FangShancheng commented 3 years ago

您理解的大体上是没问题的，论文中视觉模型用到的Position Attention是在现有的attention方法上的reformulate，尤其是强调，attention中对q, k, v的进一步抽象会影响模型的性能。实现上，跟Parallel Attention等其他attention的区别有：

q使用的是不可学习的position encoding参数，其通过fc层进行投影
k使用unet进行进一步抽象，这一点是有效的。

GarrettLee commented 3 years ago

您理解的大体上是没问题的，论文中视觉模型用到的Position Attention是在现有的attention方法上的reformulate，尤其是强调，attention中对q, k, v的进一步抽象会影响模型的性能。

实现上，跟Parallel Attention等其他attention的区别有：

q使用的是不可学习的position encoding参数，其通过fc层进行投影

k使用unet进行进一步抽象，这一点是有效的。

我上面那段代码里面两个方法的q基本是一样的吧，还是我理解还有误吗

GarrettLee commented 3 years ago

Unet看起来确实可能会有效，我们也会试试看

FangShancheng commented 3 years ago

您理解的大体上是没问题的，论文中视觉模型用到的Position Attention是在现有的attention方法上的reformulate，尤其是强调，attention中对q, k, v的进一步抽象会影响模型的性能。实现上，跟Parallel Attention等其他attention的区别有：

q使用的是不可学习的position encoding参数，其通过fc层进行投影

k使用unet进行进一步抽象，这一点是有效的。

我上面那段代码里面两个方法的q基本是一样的吧，还是我理解还有误吗

q这里，逻辑上有点不一样，准确来说，实现上应该是q = fc(position encoding)，甚至是直接的q=position encoding，其中position encoding为transformer中的实现，而不是直接的w。这个操作只要是增加可解释性。效果上，以及unet效果的其他替代方案，vision model这里，我们并没有展开太多实验，主要还是针对language model展开的实验。

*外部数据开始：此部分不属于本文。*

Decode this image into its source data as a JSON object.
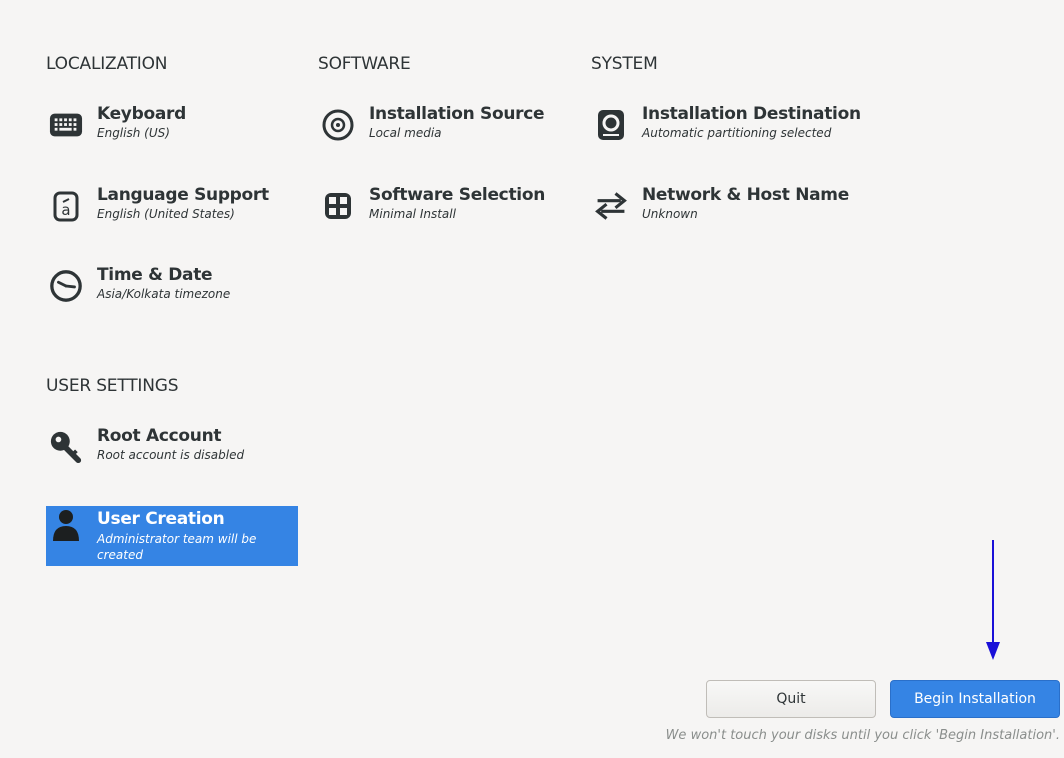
{
  "sections": {
    "localization": "LOCALIZATION",
    "software": "SOFTWARE",
    "system": "SYSTEM",
    "user_settings": "USER SETTINGS"
  },
  "spokes": {
    "keyboard": {
      "label": "Keyboard",
      "status": "English (US)",
      "icon": "keyboard-icon"
    },
    "language": {
      "label": "Language Support",
      "status": "English (United States)",
      "icon": "language-icon"
    },
    "time": {
      "label": "Time & Date",
      "status": "Asia/Kolkata timezone",
      "icon": "clock-icon"
    },
    "source": {
      "label": "Installation Source",
      "status": "Local media",
      "icon": "disc-icon"
    },
    "selection": {
      "label": "Software Selection",
      "status": "Minimal Install",
      "icon": "package-icon"
    },
    "destination": {
      "label": "Installation Destination",
      "status": "Automatic partitioning selected",
      "icon": "disk-icon"
    },
    "network": {
      "label": "Network & Host Name",
      "status": "Unknown",
      "icon": "network-arrows-icon"
    },
    "root": {
      "label": "Root Account",
      "status": "Root account is disabled",
      "icon": "key-icon"
    },
    "user": {
      "label": "User Creation",
      "status": "Administrator team will be created",
      "icon": "user-icon"
    }
  },
  "buttons": {
    "quit": "Quit",
    "begin": "Begin Installation"
  },
  "footer_note": "We won't touch your disks until you click 'Begin Installation'.",
  "colors": {
    "accent": "#3584e4",
    "background": "#f6f5f4",
    "annotation_arrow": "#1a10d8"
  }
}
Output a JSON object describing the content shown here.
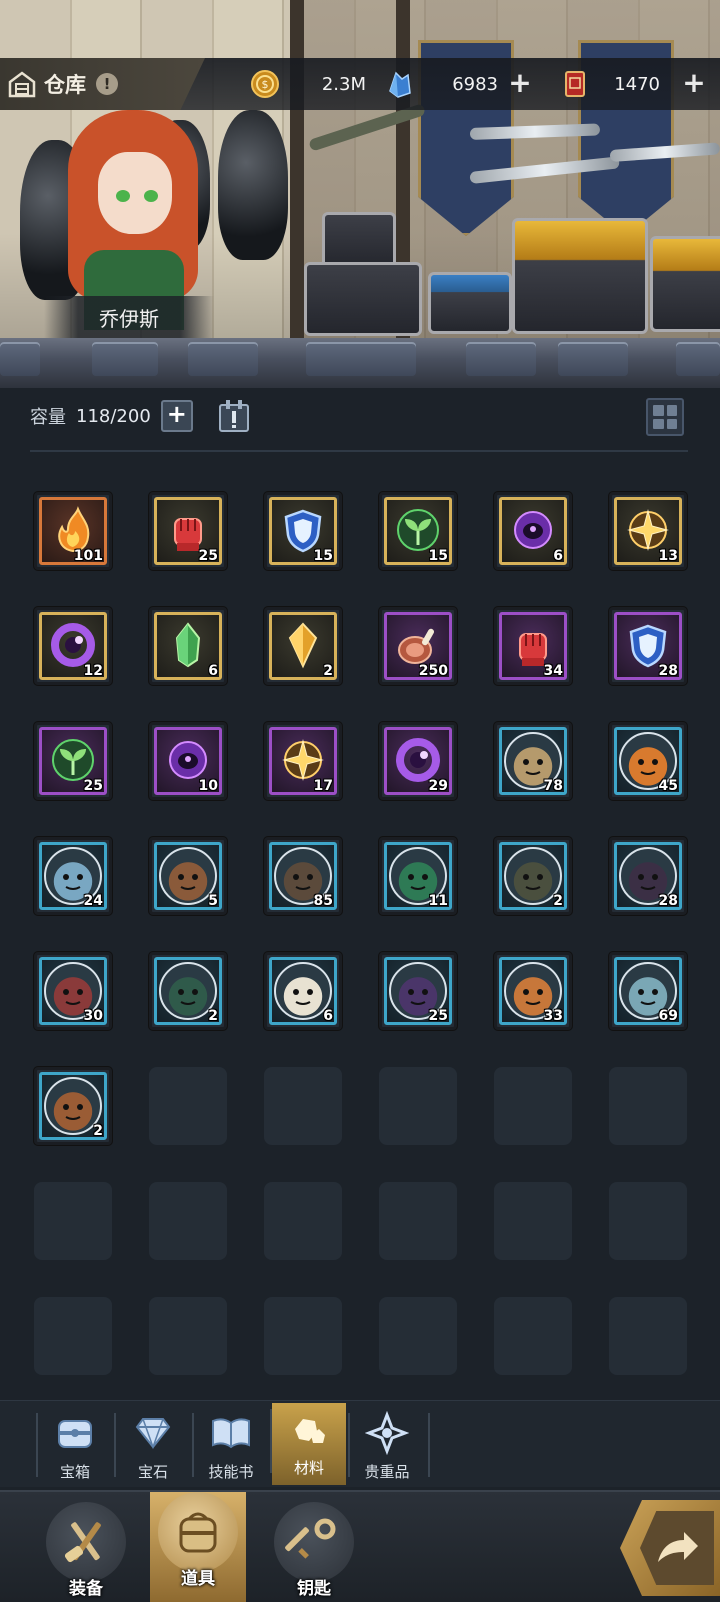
{
  "header": {
    "title": "仓库",
    "info_glyph": "!",
    "gold": "2.3M",
    "crystals": "6983",
    "tickets": "1470",
    "plus_glyph": "+"
  },
  "hero": {
    "name": "乔伊斯"
  },
  "capacity": {
    "label": "容量",
    "value": "118/200",
    "plus_glyph": "+"
  },
  "items": [
    {
      "icon": "flame-icon",
      "rarity": "orange",
      "count": "101"
    },
    {
      "icon": "fist-icon",
      "rarity": "gold",
      "count": "25"
    },
    {
      "icon": "shield-icon",
      "rarity": "gold",
      "count": "15"
    },
    {
      "icon": "sprout-icon",
      "rarity": "gold",
      "count": "15"
    },
    {
      "icon": "dark-orb-icon",
      "rarity": "gold",
      "count": "6"
    },
    {
      "icon": "star-compass-icon",
      "rarity": "gold",
      "count": "13"
    },
    {
      "icon": "purple-ring-icon",
      "rarity": "gold",
      "count": "12"
    },
    {
      "icon": "green-crystal-icon",
      "rarity": "gold",
      "count": "6"
    },
    {
      "icon": "gold-crystal-icon",
      "rarity": "gold",
      "count": "2"
    },
    {
      "icon": "meat-icon",
      "rarity": "purple",
      "count": "250"
    },
    {
      "icon": "fist-icon",
      "rarity": "purple",
      "count": "34"
    },
    {
      "icon": "shield-icon",
      "rarity": "purple",
      "count": "28"
    },
    {
      "icon": "sprout-icon",
      "rarity": "purple",
      "count": "25"
    },
    {
      "icon": "dark-orb-icon",
      "rarity": "purple",
      "count": "10"
    },
    {
      "icon": "star-compass-icon",
      "rarity": "purple",
      "count": "17"
    },
    {
      "icon": "purple-ring-icon",
      "rarity": "purple",
      "count": "29"
    },
    {
      "icon": "monster-portrait-icon",
      "rarity": "blue",
      "count": "78",
      "color": "#b59a6c"
    },
    {
      "icon": "monster-portrait-icon",
      "rarity": "blue",
      "count": "45",
      "color": "#d87a2e"
    },
    {
      "icon": "monster-portrait-icon",
      "rarity": "blue",
      "count": "24",
      "color": "#79a7c2"
    },
    {
      "icon": "monster-portrait-icon",
      "rarity": "blue",
      "count": "5",
      "color": "#8a5a3a"
    },
    {
      "icon": "monster-portrait-icon",
      "rarity": "blue",
      "count": "85",
      "color": "#5b4a3b"
    },
    {
      "icon": "monster-portrait-icon",
      "rarity": "blue",
      "count": "11",
      "color": "#2e7a55"
    },
    {
      "icon": "monster-portrait-icon",
      "rarity": "blue",
      "count": "2",
      "color": "#4a4f3e"
    },
    {
      "icon": "monster-portrait-icon",
      "rarity": "blue",
      "count": "28",
      "color": "#3b2f45"
    },
    {
      "icon": "monster-portrait-icon",
      "rarity": "blue",
      "count": "30",
      "color": "#8a3a3a"
    },
    {
      "icon": "monster-portrait-icon",
      "rarity": "blue",
      "count": "2",
      "color": "#2f5a4a"
    },
    {
      "icon": "monster-portrait-icon",
      "rarity": "blue",
      "count": "6",
      "color": "#e8e2d2"
    },
    {
      "icon": "monster-portrait-icon",
      "rarity": "blue",
      "count": "25",
      "color": "#4a3569"
    },
    {
      "icon": "monster-portrait-icon",
      "rarity": "blue",
      "count": "33",
      "color": "#c7773a"
    },
    {
      "icon": "monster-portrait-icon",
      "rarity": "blue",
      "count": "69",
      "color": "#7aa7b5"
    },
    {
      "icon": "monster-portrait-icon",
      "rarity": "blue",
      "count": "2",
      "color": "#9a5c35"
    }
  ],
  "subtabs": [
    {
      "label": "宝箱",
      "icon": "chest-icon",
      "active": false
    },
    {
      "label": "宝石",
      "icon": "gem-icon",
      "active": false
    },
    {
      "label": "技能书",
      "icon": "book-icon",
      "active": false
    },
    {
      "label": "材料",
      "icon": "ore-icon",
      "active": true
    },
    {
      "label": "贵重品",
      "icon": "treasure-star-icon",
      "active": false
    }
  ],
  "nav": [
    {
      "label": "装备",
      "icon": "sword-axe-icon",
      "active": false
    },
    {
      "label": "道具",
      "icon": "bag-icon",
      "active": true
    },
    {
      "label": "钥匙",
      "icon": "key-icon",
      "active": false
    }
  ],
  "colors": {
    "bg": "#1c2229",
    "rarity_orange": "#d7783a",
    "rarity_gold": "#d7b25a",
    "rarity_purple": "#9c4fc6",
    "rarity_blue": "#3ea6c9",
    "active_tab": "#c9a24b"
  }
}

GarrettLee commented 3 years ago

明白了

simplify23 commented 3 years ago

attention中对q, k, v的进一步抽象会影响模型的性能。

想问一下，这句话是否有做过一些实验来验证呢，这里的进一步主要指的是哪一类型的方法，robust scanner方法上，对key 加入了bilstm+cnn的增强，看起来也是有效的。能不能进一步阐述一下

FangShancheng commented 3 years ago

attention中对q, k, v的进一步抽象会影响模型的性能。

想问一下，这句话是否有做过一些实验来验证呢，这里的进一步主要指的是哪一类型的方法，robust scanner方法上，对key 加入了bilstm+cnn的增强，看起来也是有效的。能不能进一步阐述一下

我们论文表1 ablation 关于视觉模型的实验有涉及到这个点，进一步抽象的方法就是对q,k,v都加函数抽象。ABINet中k是用的UNet做抽象的。此外，对v做抽象等于加强backbone，额外的实验没发现有多大增益，对q做增强也有一定收益。

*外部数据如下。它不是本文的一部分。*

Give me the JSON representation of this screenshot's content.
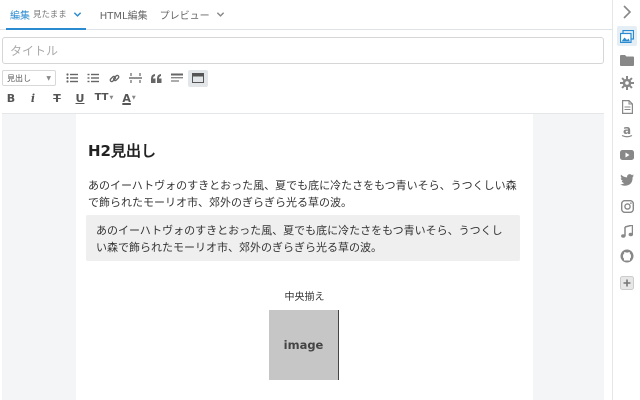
{
  "tabs": [
    {
      "label": "編集",
      "sub": "見たまま",
      "active": true
    },
    {
      "label": "HTML編集",
      "active": false
    },
    {
      "label": "プレビュー",
      "active": false
    }
  ],
  "title_input": {
    "placeholder": "タイトル",
    "value": ""
  },
  "toolbar": {
    "heading_select": "見出し",
    "bold": "B",
    "italic": "i",
    "strike": "T",
    "underline": "U",
    "font_size": "TT",
    "font_color": "A"
  },
  "content": {
    "h2": "H2見出し",
    "paragraph": "あのイーハトヴォのすきとおった風、夏でも底に冷たさをもつ青いそら、うつくしい森で飾られたモーリオ市、郊外のぎらぎら光る草の波。",
    "blockquote": "あのイーハトヴォのすきとおった風、夏でも底に冷たさをもつ青いそら、うつくしい森で飾られたモーリオ市、郊外のぎらぎら光る草の波。",
    "center_label": "中央揃え",
    "image_label": "image"
  },
  "sidebar": {
    "icons": [
      "chevron-right-icon",
      "image-icon",
      "folder-icon",
      "gear-icon",
      "document-icon",
      "amazon-icon",
      "youtube-icon",
      "twitter-icon",
      "instagram-icon",
      "music-icon",
      "github-icon",
      "plus-icon"
    ]
  },
  "colors": {
    "accent": "#2a8bd1",
    "icon_gray": "#888888",
    "sidebar_active_icon": "#2a8bd1"
  }
}
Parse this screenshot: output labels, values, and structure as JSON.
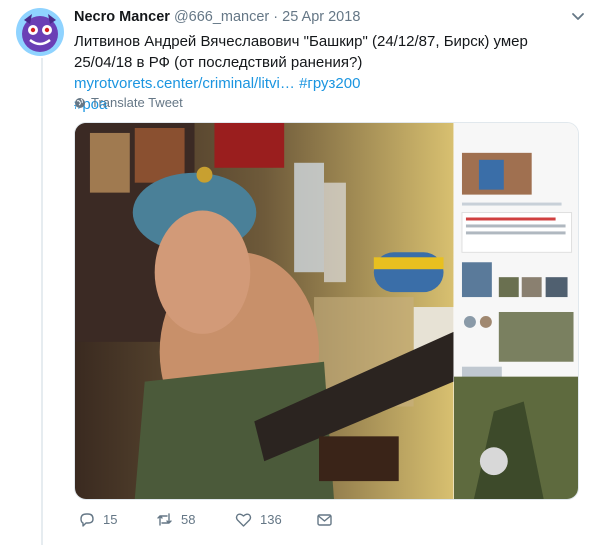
{
  "tweet": {
    "display_name": "Necro Mancer",
    "handle": "@666_mancer",
    "separator": "·",
    "date": "25 Apr 2018",
    "text_main": "Литвинов Андрей Вячеславович \"Башкир\" (24/12/87, Бирск) умер 25/04/18 в РФ (от последствий ранения?) ",
    "link": "myrotvorets.center/criminal/litvi…",
    "hashtag1": "#груз200",
    "hashtag2": "#роа",
    "translate_label": "Translate Tweet"
  },
  "actions": {
    "reply_count": "15",
    "retweet_count": "58",
    "like_count": "136"
  },
  "colors": {
    "link": "#1b95e0",
    "muted": "#657786",
    "text": "#14171a",
    "thread_line": "#e6ecf0"
  },
  "icons": [
    "avatar",
    "chevron-down-icon",
    "globe-icon",
    "reply-icon",
    "retweet-icon",
    "like-icon",
    "message-icon"
  ]
}
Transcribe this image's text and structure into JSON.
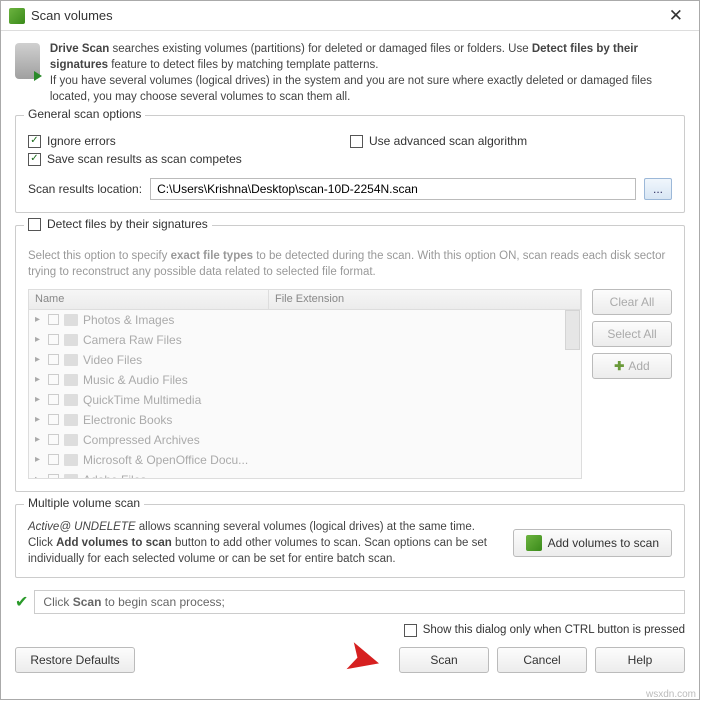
{
  "title": "Scan volumes",
  "intro": {
    "l1a": "Drive Scan",
    "l1b": " searches existing volumes (partitions) for deleted or damaged files or folders. Use ",
    "l1c": "Detect files by their signatures",
    "l1d": " feature to detect files by matching template patterns.",
    "l2": "If you have several volumes (logical drives) in the system and you are not sure where exactly deleted or damaged files located, you may choose several volumes to scan them all."
  },
  "general": {
    "label": "General scan options",
    "ignore": "Ignore errors",
    "save": "Save scan results as scan competes",
    "advanced": "Use advanced scan algorithm",
    "loc_label": "Scan results location:",
    "loc_value": "C:\\Users\\Krishna\\Desktop\\scan-10D-2254N.scan",
    "browse": "..."
  },
  "sig": {
    "label": "Detect files by their signatures",
    "desc_a": "Select this option to specify ",
    "desc_b": "exact file types",
    "desc_c": " to be detected during the scan. With this option ON, scan reads each disk sector trying to reconstruct any possible data related to selected file format.",
    "col_name": "Name",
    "col_ext": "File Extension",
    "items": [
      "Photos & Images",
      "Camera Raw Files",
      "Video Files",
      "Music & Audio Files",
      "QuickTime Multimedia",
      "Electronic Books",
      "Compressed Archives",
      "Microsoft & OpenOffice Docu...",
      "Adobe Files"
    ],
    "clear": "Clear All",
    "select": "Select All",
    "add": "Add"
  },
  "mvs": {
    "label": "Multiple volume scan",
    "t1": "Active@ UNDELETE",
    "t2": " allows scanning several volumes (logical drives) at the same time. Click ",
    "t3": "Add volumes to scan",
    "t4": " button to add other volumes to scan. Scan options can be set individually for each selected volume or can be set for entire batch scan.",
    "btn": "Add volumes to scan"
  },
  "status": {
    "a": "Click ",
    "b": "Scan",
    "c": " to begin scan process;"
  },
  "footer": {
    "show": "Show this dialog only when CTRL button is pressed",
    "restore": "Restore Defaults",
    "scan": "Scan",
    "cancel": "Cancel",
    "help": "Help"
  },
  "watermark": "wsxdn.com"
}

YanShuang17 commented 2 years ago

@FangShancheng 作者你好！

很难理解https://github.com/FangShancheng/ABINet/blob/main/modules/attention.py中Attention类的计算att_weight的逻辑。

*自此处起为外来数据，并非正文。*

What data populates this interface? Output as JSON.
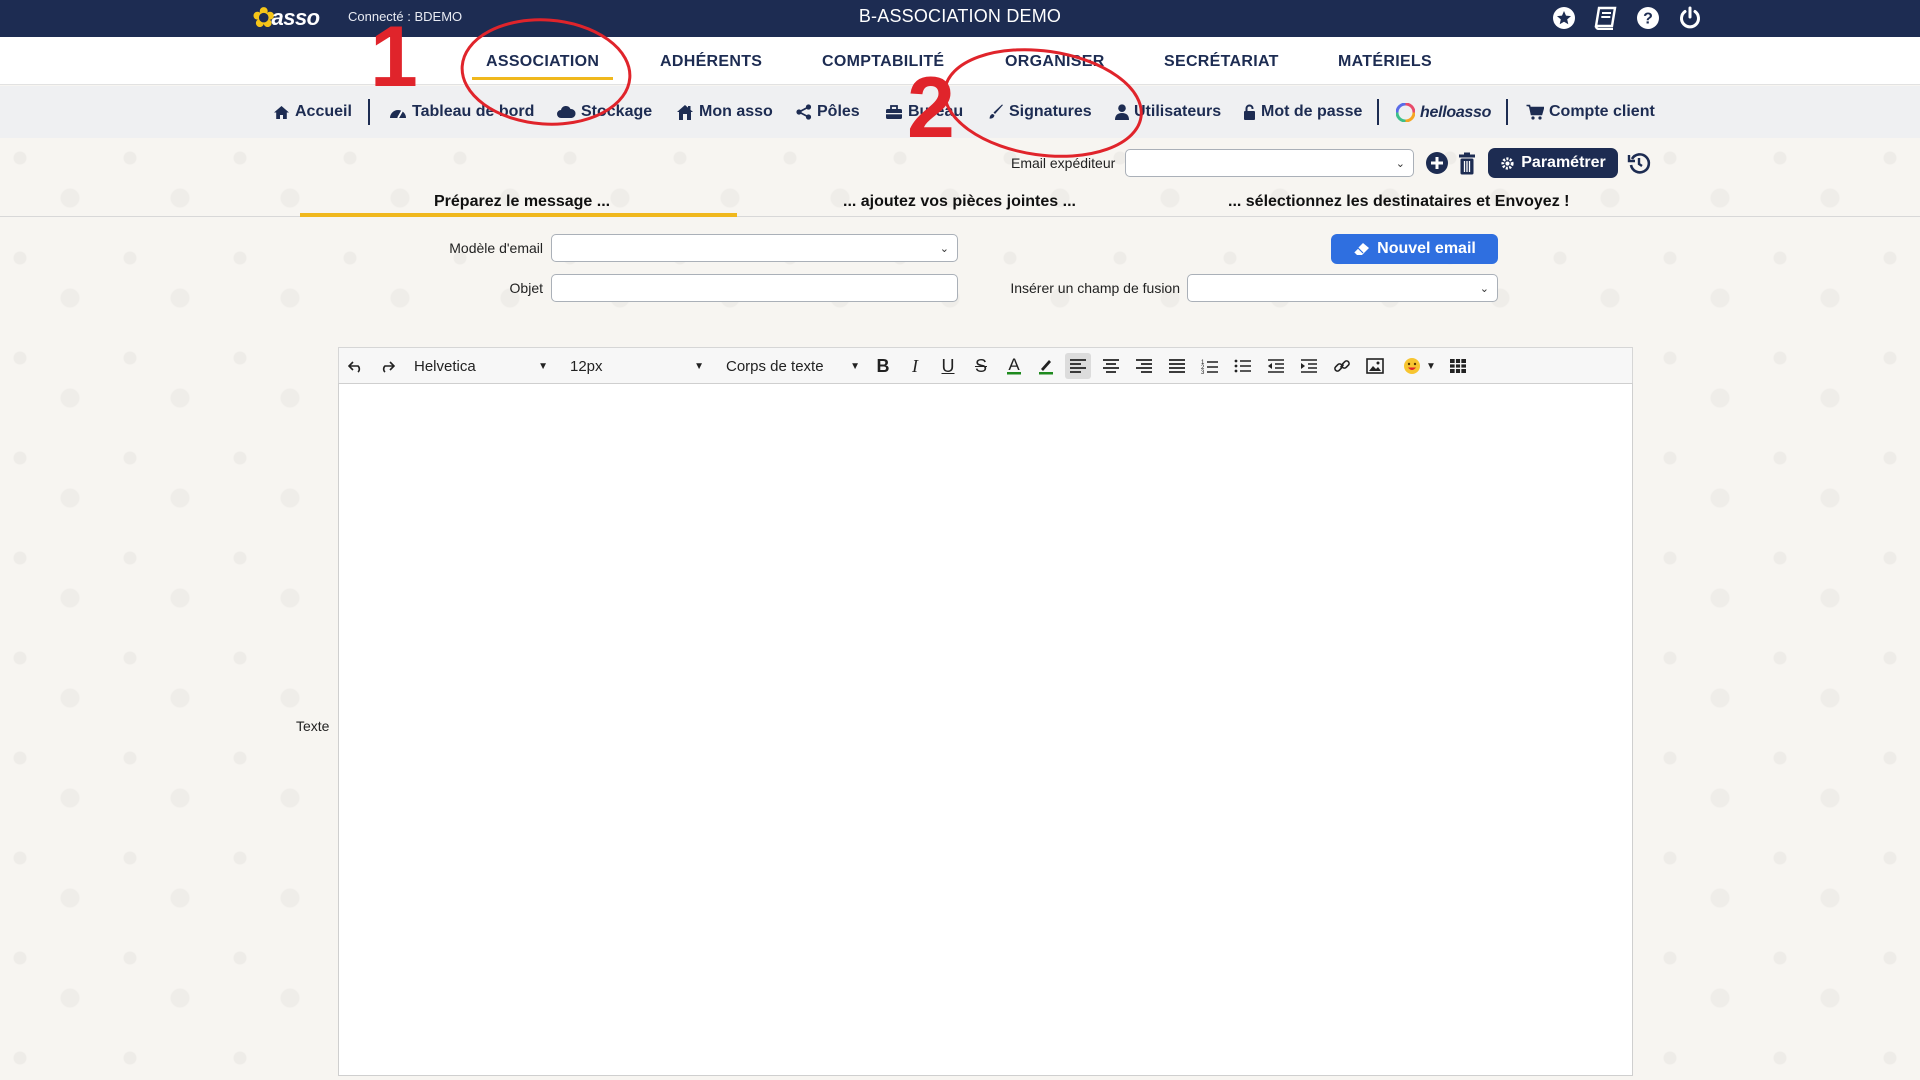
{
  "header": {
    "logo_text": "asso",
    "connected": "Connecté : BDEMO",
    "app_title": "B-ASSOCIATION DEMO",
    "icons": [
      "star-icon",
      "book-icon",
      "help-icon",
      "power-icon"
    ]
  },
  "main_menu": [
    {
      "label": "ASSOCIATION",
      "active": true
    },
    {
      "label": "ADHÉRENTS"
    },
    {
      "label": "COMPTABILITÉ"
    },
    {
      "label": "ORGANISER"
    },
    {
      "label": "SECRÉTARIAT"
    },
    {
      "label": "MATÉRIELS"
    }
  ],
  "sub_menu": [
    {
      "label": "Accueil",
      "icon": "home-icon"
    },
    {
      "label": "Tableau de bord",
      "icon": "dashboard-icon"
    },
    {
      "label": "Stockage",
      "icon": "cloud-icon"
    },
    {
      "label": "Mon asso",
      "icon": "house-icon"
    },
    {
      "label": "Pôles",
      "icon": "share-icon"
    },
    {
      "label": "Bureau",
      "icon": "briefcase-icon"
    },
    {
      "label": "Signatures",
      "icon": "brush-icon"
    },
    {
      "label": "Utilisateurs",
      "icon": "user-icon"
    },
    {
      "label": "Mot de passe",
      "icon": "lock-icon"
    },
    {
      "label": "helloasso",
      "icon": "helloasso-icon"
    },
    {
      "label": "Compte client",
      "icon": "cart-icon"
    }
  ],
  "annotations": {
    "one": "1",
    "two": "2",
    "color": "#e0242b"
  },
  "sender": {
    "label": "Email expéditeur",
    "value": "",
    "param_button": "Paramétrer"
  },
  "steps": {
    "step1": "Préparez le message ...",
    "step2": "... ajoutez vos pièces jointes ...",
    "step3": "... sélectionnez les destinataires et Envoyez !"
  },
  "form": {
    "template_label": "Modèle d'email",
    "template_value": "",
    "subject_label": "Objet",
    "subject_value": "",
    "merge_label": "Insérer un champ de fusion",
    "merge_value": "",
    "new_email_button": "Nouvel email",
    "text_label": "Texte"
  },
  "editor": {
    "font_family": "Helvetica",
    "font_size": "12px",
    "block_format": "Corps de texte",
    "content": ""
  },
  "colors": {
    "navy": "#1d2c52",
    "accent_yellow": "#f0b81d",
    "primary_blue": "#2f6fe0"
  }
}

这里我和SRN中视觉部分(PVAM)中的attention过程作对比: (1) SRN-PVAM中的attention过程(伪代码，假设qkv的维度都是d_model):

# e.g. d_model = 512, max_seq_len = seq_len_q = 25, vocab_size = 37
key2att = nn.Linear(d_model, d_model)
query2att = nn.Linear(d_model, d_model)
embedding = nn.Embedding(max_seq_len, d_model)
score = nn.Linear(d_model, 1)
classifier = nn.Linear(d_model, vocab_size)

# input is encoder_out
reading_order = torch.arange(max_seq_len, dtype=torch.long)
Q = embedding(reading_order)  # (max_seq_len, d_model)
K, V = encoder_out  # (batch_size, seq_len_k, d_model)

# 这里计算att_weight的过程很容易理解，和经典的attention模型比如ASTER的attention过程相同
######
att_q = key2att(Q).unsqueeze(0).unsqueeze(2)  # (1, seq_len_q, 1, d_model)
att_k = query2att(K).unsqueeze(1)  # (batch_size, 1, seq_len_k, d_model)
att_weight = score(torch.tanh(att_q + att_k)).squeeze(3)  # (batch_size, seq_len_q, seq_len_k)
######

att_weight = F.softmax(att_weight, dim=-1)
decoder_out = torch.bmm(att_weight, K)  # (batch_size, seq_len_q, d_model)
logits = classifier(decoder_out)  # (batch_size, seq_len_q, vicab_size)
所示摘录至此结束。